I agree with Justice Cardine in his dissent that the parties entered into an unambiguous bilateral contract. It is clear from reading the contract in its entirety that the buyer agreed to pay the seller in installments and, upon the buyer’s failure to do so, the seller had the option to repossess the property. I part company with Justice Cardine, however, when he insists:

In the absence of a specific provision for alternative remedies, where sale is by contract for deed or agreement for warranty deed, as in this case, such remedies do not exist.

At 877 (Cardine, J., dissenting). This is contrary to our holding in Walters v. Michel, 745 P.2d 913 (Wyo.1987). In Walters, the buyers argued the sellers could pursue only those remedies enumerated in the contract. We disagreed and ruled the sellers were not limited, in the absence of an “exclusive remedy” clause, to those contractual remedies enumerated in the real estate purchase agreement.1 The contract at issue in the case at bar does not contain an “exclusive remedy” clause.

For additional support, see Glacier Campground v. Wild Rivers, Inc., 182 Mont. 389, 597 P.2d 689 (1978). In Glacier Campground, the Montana Supreme *878Court, quoting an earlier Montana case, stated the general rule:

“It is the general rule that the clause of forfeiture in a contract of the sale does not operate to make the contract void, when there is a default on the part of the vendee, so as to terminate the liability of the vendee, but the vendor may elect whether to declare a forfeiture or rely upon the liability of the vendee as fixed by the contract, and sue for the purchase price.” (Emphasis added.)

Id. 597 P.2d at 696 (quoting Alexander v. Wingett, 63 Mont. 254, 259, 206 P. 1088, 1089 (1922)). The Montana Supreme Court went on to rule, “In the absence of a contractual provision expressly limiting the remedy or remedies available, a party may pursue any remedy which law or equity affords, as well as the remedy or remedies specified in the contract.” Id. This Court has ruled, “[F]ailure to make payments, while constituting grounds for forfeiture of a conditional [installment land] contract, does not operate to terminate the contract absent appropriate notice to the nonperforming party.” Kost v. First National Bank of Greybull, 684 P.2d 819, 823 (Wyo.1984).

In this instance, it is the seller who must notify the buyer (the nonperforming party) if the contract is being forfeited. Instead of declaring a forfeiture, however, the seller has elected to keep the contract in force. Through the default notice, the seller informed the buyer it was not declaring a forfeiture and it would continue to enforce the contract with a lawsuit, if necessary.2 The language, “at their option,” suggests alternative remedies other than forfeiture were intended upon the buyer’s default. I reject the notion a buyer can avoid liability by defaulting and forcing the seller to declare a forfeiture.

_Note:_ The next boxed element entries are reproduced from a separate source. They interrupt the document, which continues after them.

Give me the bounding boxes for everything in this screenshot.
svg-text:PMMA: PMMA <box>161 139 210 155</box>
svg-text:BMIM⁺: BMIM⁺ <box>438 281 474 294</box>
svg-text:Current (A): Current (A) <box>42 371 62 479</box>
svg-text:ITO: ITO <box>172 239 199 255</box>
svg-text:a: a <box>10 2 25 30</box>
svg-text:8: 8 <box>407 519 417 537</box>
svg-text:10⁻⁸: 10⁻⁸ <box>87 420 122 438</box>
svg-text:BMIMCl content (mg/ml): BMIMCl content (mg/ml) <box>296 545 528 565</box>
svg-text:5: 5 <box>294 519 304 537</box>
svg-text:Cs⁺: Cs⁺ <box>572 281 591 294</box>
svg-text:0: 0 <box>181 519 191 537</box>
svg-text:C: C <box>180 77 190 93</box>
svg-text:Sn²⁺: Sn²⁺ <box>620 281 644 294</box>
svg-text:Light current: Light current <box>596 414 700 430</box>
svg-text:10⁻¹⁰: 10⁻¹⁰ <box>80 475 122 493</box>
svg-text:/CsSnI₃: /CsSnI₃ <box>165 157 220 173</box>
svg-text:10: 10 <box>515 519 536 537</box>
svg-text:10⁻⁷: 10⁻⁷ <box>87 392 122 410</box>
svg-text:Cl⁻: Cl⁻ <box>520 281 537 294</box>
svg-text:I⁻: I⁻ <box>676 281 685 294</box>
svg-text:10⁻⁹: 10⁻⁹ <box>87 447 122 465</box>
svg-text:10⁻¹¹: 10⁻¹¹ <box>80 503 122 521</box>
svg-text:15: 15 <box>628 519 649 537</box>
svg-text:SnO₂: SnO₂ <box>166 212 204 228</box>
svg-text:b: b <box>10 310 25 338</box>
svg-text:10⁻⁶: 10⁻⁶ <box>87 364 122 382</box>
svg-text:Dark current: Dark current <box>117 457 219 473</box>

I would reverse and permit the seller to maintain successive actions against the buyer for the amount of unpaid installments and attorney fees. Because the contract lacks an acceleration clause, the seller is not entitled to sue for the entire balance of the purchase price.

. I recognize real estate purchase agreements and contracts for deed are directed at different time periods in the transaction. That fact, however, does not necessarily dictate a different result.

. The contract, in detailing the purchase price, employs mandatory language directed at the buyer; e.g., “Buyers shall pay to Sellers.” This language indicates that, as long as the seller elects to keep the contract in force, the buyer has a duty to pay the installments when they are due.